(ChemotherapyAdvisor) – The first direct comparison of gene expression in triple-negative breast cancer (TNBC) tissue specimens from US African American and Kenyan East African women has found differences within several key pathways, including AKT signal transduction, investigators reported during the Fifth AACR Conference on The Science of Cancer Health Disparities, San Diego, CA.
“Ultimately, this work will contribute to our further biologic understanding of breast cancer across different ethnicities, and thus, development of new preventive, predictive, and therapeutic measures,” noted Lisa Baumbach-Reardon, PhD, of the Translational Genomics Research Institute (TGen), Phoenix, Arizona.
The investigators are studying a cohort of indigenous Kenyan women with breast cancer to understand biological similarities and differences between breast cancer in native African and US African patients.
Archived breast cancer pathology samples were obtained from the University of Miami or from the Nairobi Cancer Registry. Of the 47 samples from Kenya reanalyzed in Miami for ER/PR/Her2neu status, 29 cases of TNBC were confirmed. “As expected, a high percentage of the Kenyan tumors were advanced stage and high grade,” Dr.
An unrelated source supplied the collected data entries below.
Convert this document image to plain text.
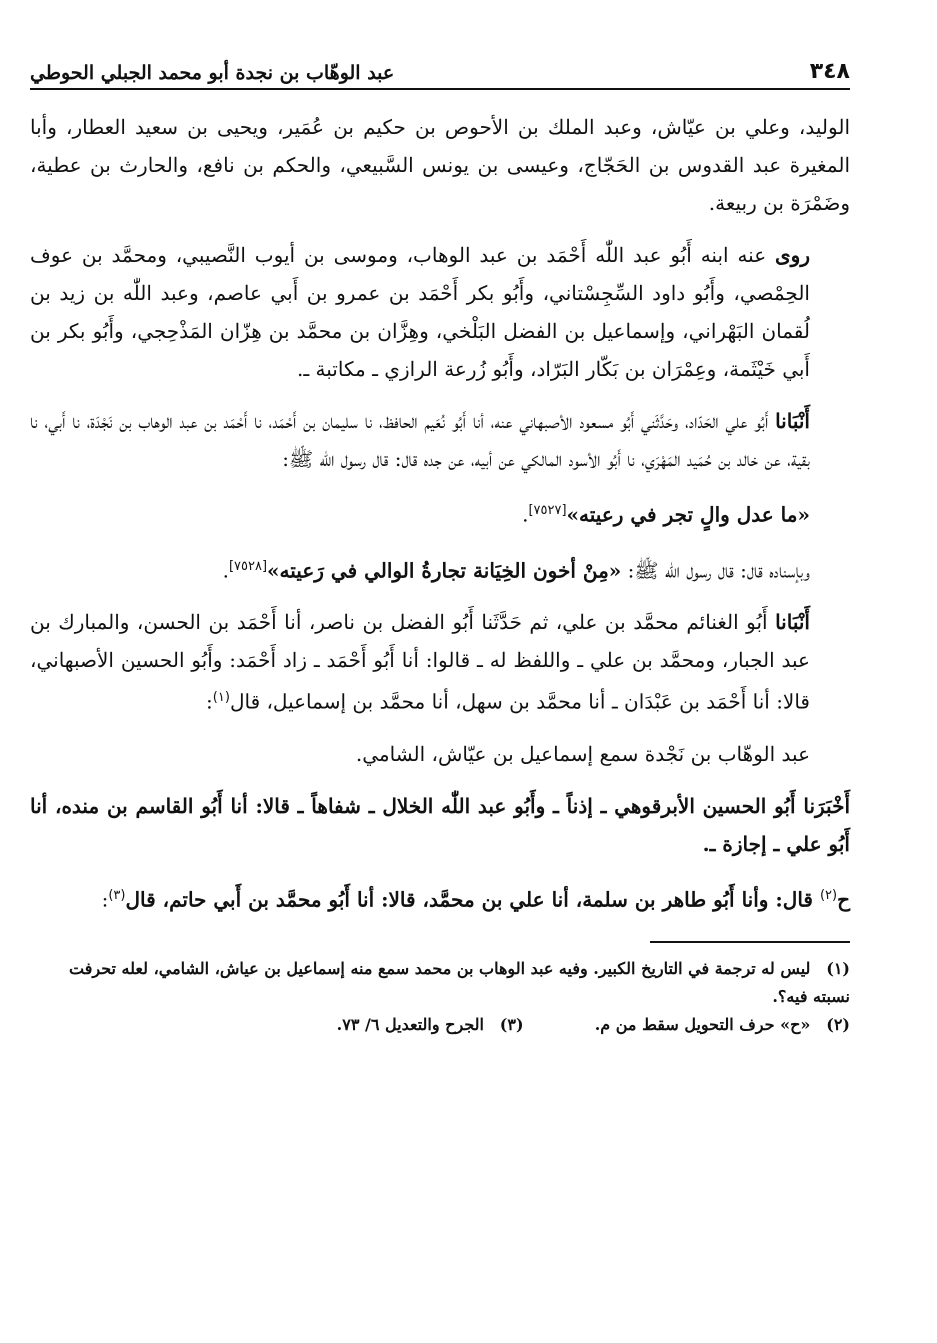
٣٤٨
عبد الوهّاب بن نجدة أبو محمد الجبلي الحوطي

الوليد، وعلي بن عيّاش، وعبد الملك بن الأحوص بن حكيم بن عُمَير، ويحيى بن سعيد العطار، وأبا المغيرة عبد القدوس بن الحَجّاج، وعيسى بن يونس السَّبيعي، والحكم بن نافع، والحارث بن عطية، وضَمْرَة بن ربيعة.

روى عنه ابنه أَبُو عبد اللّٰه أَحْمَد بن عبد الوهاب، وموسى بن أيوب النَّصيبي، ومحمَّد بن عوف الحِمْصي، وأَبُو داود السِّجِسْتاني، وأَبُو بكر أَحْمَد بن عمرو بن أَبي عاصم، وعبد اللّٰه بن زيد بن لُقمان البَهْراني، وإسماعيل بن الفضل البَلْخي، وهِزَّان بن محمَّد بن هِزّان المَذْحِجي، وأَبُو بكر بن أَبي خَيْثَمة، وعِمْرَان بن بَكّار البَرّاد، وأَبُو زُرعة الرازي ـ مكاتبة ـ.

أَنْبَانا أَبُو علي الحَدّاد، وحَدَّثَني أَبُو مسعود الأصبهاني عنه، أنا أَبُو نُعَيم الحافظ، نا سليمان بن أَحْمَد، نا أَحْمَد بن عبد الوهاب بن نَجْدَة، نا أَبي، نا بقية، عن خالد بن حُمَيد المَهْرَي، نا أَبُو الأسود المالكي عن أبيه، عن جده قال: قال رسول الله ﷺ:

«ما عدل والٍ تجر في رعيته»[٧٥٢٧].

وبإسناده قال: قال رسول الله ﷺ: «مِنْ أخون الخِيَانة تجارةُ الوالي في رَعيته»[٧٥٢٨].

أَنْبَانا أَبُو الغنائم محمَّد بن علي، ثم حَدَّثَنا أَبُو الفضل بن ناصر، أنا أَحْمَد بن الحسن، والمبارك بن عبد الجبار، ومحمَّد بن علي ـ واللفظ له ـ قالوا: أنا أَبُو أَحْمَد ـ زاد أَحْمَد: وأَبُو الحسين الأصبهاني، قالا: أنا أَحْمَد بن عَبْدَان ـ أنا محمَّد بن سهل، أنا محمَّد بن إسماعيل، قال$^{(١)}$:

عبد الوهّاب بن نَجْدة سمع إسماعيل بن عيّاش، الشامي.

أَخْبَرَنا أَبُو الحسين الأبرقوهي ـ إذناً ـ وأَبُو عبد اللّٰه الخلال ـ شفاهاً ـ قالا: أنا أَبُو القاسم بن منده، أنا أَبُو علي ـ إجازة ـ.

ح$^{(٢)}$ قال: وأنا أَبُو طاهر بن سلمة، أنا علي بن محمَّد، قالا: أنا أَبُو محمَّد بن أَبي حاتم، قال$^{(٣)}$:

(١) ليس له ترجمة في التاريخ الكبير. وفيه عبد الوهاب بن محمد سمع منه إسماعيل بن عياش، الشامي، لعله تحرفت نسبته فيه؟.

(٢) «ح» حرف التحويل سقط من م.  (٣) الجرح والتعديل ٦/ ٧٣.
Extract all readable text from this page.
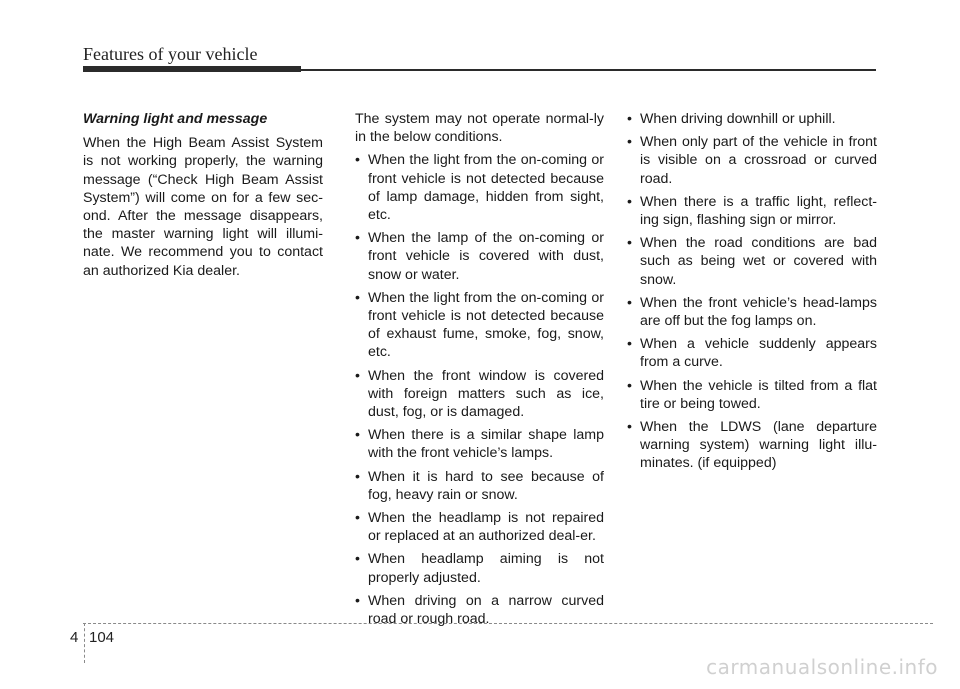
Features of your vehicle

Warning light and message

When the High Beam Assist System is not working properly, the warning message (“Check High Beam Assist System”) will come on for a few sec-ond. After the message disappears, the master warning light will illumi-nate. We recommend you to contact an authorized Kia dealer.

The system may not operate normal-ly in the below conditions.

• When the light from the on-coming or front vehicle is not detected because of lamp damage, hidden from sight, etc.
• When the lamp of the on-coming or front vehicle is covered with dust, snow or water.
• When the light from the on-coming or front vehicle is not detected because of exhaust fume, smoke, fog, snow, etc.
• When the front window is covered with foreign matters such as ice, dust, fog, or is damaged.
• When there is a similar shape lamp with the front vehicle’s lamps.
• When it is hard to see because of fog, heavy rain or snow.
• When the headlamp is not repaired or replaced at an authorized deal-er.
• When headlamp aiming is not properly adjusted.
• When driving on a narrow curved road or rough road.
• When driving downhill or uphill.
• When only part of the vehicle in front is visible on a crossroad or curved road.
• When there is a traffic light, reflect-ing sign, flashing sign or mirror.
• When the road conditions are bad such as being wet or covered with snow.
• When the front vehicle’s head-lamps are off but the fog lamps on.
• When a vehicle suddenly appears from a curve.
• When the vehicle is tilted from a flat tire or being towed.
• When the LDWS (lane departure warning system) warning light illu-minates. (if equipped)
4 104
carmanualsonline.info
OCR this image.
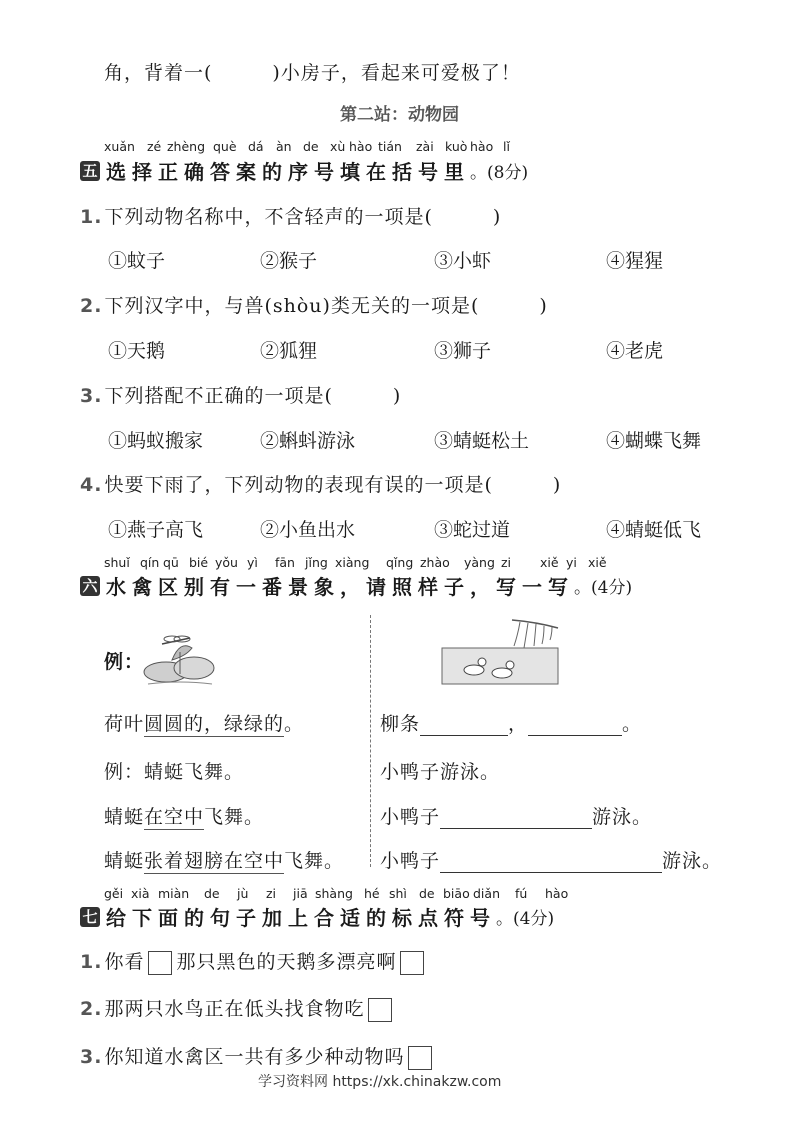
角，背着一(　　　)小房子，看起来可爱极了！
第二站：动物园
xuǎn zé zhèng què dá àn de xù hào tián zài kuò hào lǐ
五 选择正确答案的序号填在括号里 。(8分)
1. 下列动物名称中，不含轻声的一项是(　　　)
①蚊子	②猴子	③小虾	④猩猩
2. 下列汉字中，与兽(shòu)类无关的一项是(　　　)
①天鹅	②狐狸	③狮子	④老虎
3. 下列搭配不正确的一项是(　　　)
①蚂蚁搬家	②蝌蚪游泳	③蜻蜓松土	④蝴蝶飞舞
4. 快要下雨了，下列动物的表现有误的一项是(　　　)
①燕子高飞	②小鱼出水	③蛇过道	④蜻蜓低飞
shuǐ qín qū bié yǒu yì fān jǐng xiàng qǐng zhào yàng zi xiě yi xiě
六 水禽区别有一番景象，请照样子，写一写 。(4分)
例：
荷叶圆圆的，绿绿的。
例：蜻蜓飞舞。
蜻蜓在空中飞舞。
蜻蜓张着翅膀在空中飞舞。
柳条	，	。
小鸭子游泳。
小鸭子	游泳。
小鸭子	游泳。
gěi xià miàn de jù zi jiā shàng hé shì de biāo diǎn fú hào
七 给下面的句子加上合适的标点符号 。(4分)
1. 你看 那只黑色的天鹅多漂亮啊
2. 那两只水鸟正在低头找食物吃
3. 你知道水禽区一共有多少种动物吗
学习资料网 https://xk.chinakzw.com
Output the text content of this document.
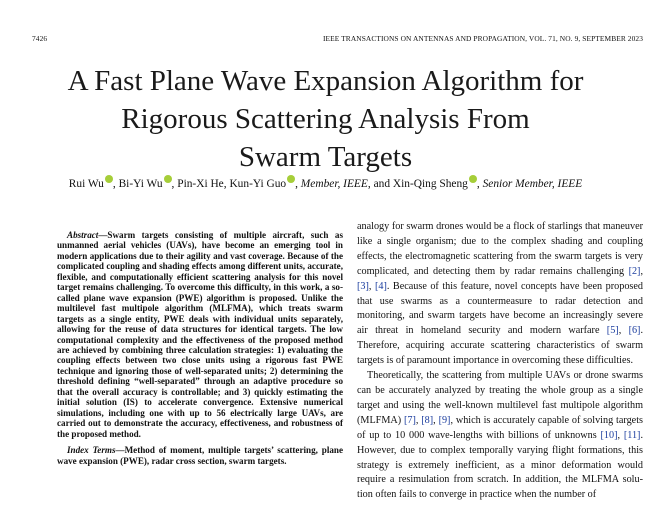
7426	IEEE TRANSACTIONS ON ANTENNAS AND PROPAGATION, VOL. 71, NO. 9, SEPTEMBER 2023
A Fast Plane Wave Expansion Algorithm for
Rigorous Scattering Analysis From
Swarm Targets
Rui Wu , Bi-Yi Wu , Pin-Xi He, Kun-Yi Guo , Member, IEEE, and Xin-Qing Sheng , Senior Member, IEEE

Abstract—Swarm targets consisting of multiple aircraft, such as unmanned aerial vehicles (UAVs), have become an emerging tool in modern applications due to their agility and vast coverage. Because of the complicated coupling and shading effects among different units, accurate, flexible, and computationally efficient scattering analysis for this novel target remains challenging. To overcome this difficulty, in this work, a so-called plane wave expansion (PWE) algorithm is proposed. Unlike the multilevel fast multipole algorithm (MLFMA), which treats swarm targets as a single entity, PWE deals with individual units separately, allowing for the reuse of data structures for identical targets. The low computational complexity and the effectiveness of the proposed method are achieved by combining three calculation strategies: 1) evaluating the coupling effects between two close units using a rigorous fast PWE technique and ignoring those of well-separated units; 2) determining the threshold defining “well-separated” through an adaptive procedure so that the overall accuracy is controllable; and 3) quickly estimating the initial solution (IS) to accelerate convergence. Extensive numerical simulations, including one with up to 56 electrically large UAVs, are carried out to demonstrate the accuracy, effectiveness, and robustness of the proposed method.

Index Terms—Method of moment, multiple targets’ scattering, plane wave expansion (PWE), radar cross section, swarm targets.

analogy for swarm drones would be a flock of starlings that maneuver like a single organism; due to the complex shading and coupling effects, the electromagnetic scattering from the swarm targets is very complicated, and detecting them by radar remains challenging [2], [3], [4]. Because of this feature, novel concepts have been proposed that use swarms as a countermeasure to radar detection and monitoring, and swarm targets have become an increasingly severe air threat in homeland security and modern warfare [5], [6]. Therefore, acquiring accurate scattering characteristics of swarm targets is of paramount importance in overcoming these difficulties.

Theoretically, the scattering from multiple UAVs or drone swarms can be accurately analyzed by treating the whole group as a single target and using the well-known multilevel fast multipole algorithm (MLFMA) [7], [8], [9], which is accurately capable of solving targets of up to 10 000 wave-lengths with billions of unknowns [10], [11]. However, due to complex temporally varying flight formations, this strategy is extremely inefficient, as a minor deformation would require a resimulation from scratch. In addition, the MLFMA solu-tion often fails to converge in practice when the number of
Baumbach-Reardon said.
The Kenyan and US African American cases of TNBC were analyzed by gene expression studies and three sets of differentially expressed genes/probes extracted using different thresholds, she reported. “Stringent” was defined as P-value ≤0.01 and a fold change ≥2.0 (1013 probes); “less stringent” as P-value ≤0.02 and fold change ≥2.0 (1669 probes); and “most significant”, as P-value ≤0.001 and fold change ≥1.5 (136 probes).
The “most significant” threshold “generated hierarchical clustering of the most significant differentially expressed genes,” she reported. When these probe/gene lists were analyzed using GeneGo pathway analysis, possible gene expression differences were observed within several key pathways, including signal transduction in the AKT signalling pathway. Chromosomal aberrations and variants in a subset of the Kenyan samples were also explored.
The researchers do not yet fully understand why TNBC is overrepresented in women of African descent, although it is clear multiple factors play a role, Dr. Baumbach-Reardon noted. “We will strive to correlate all experimental data with available clinical data, and determine possible correlations between genomic signatures, clinical tumor characteristics, and demographic information among and across ethnic groups,” she concluded.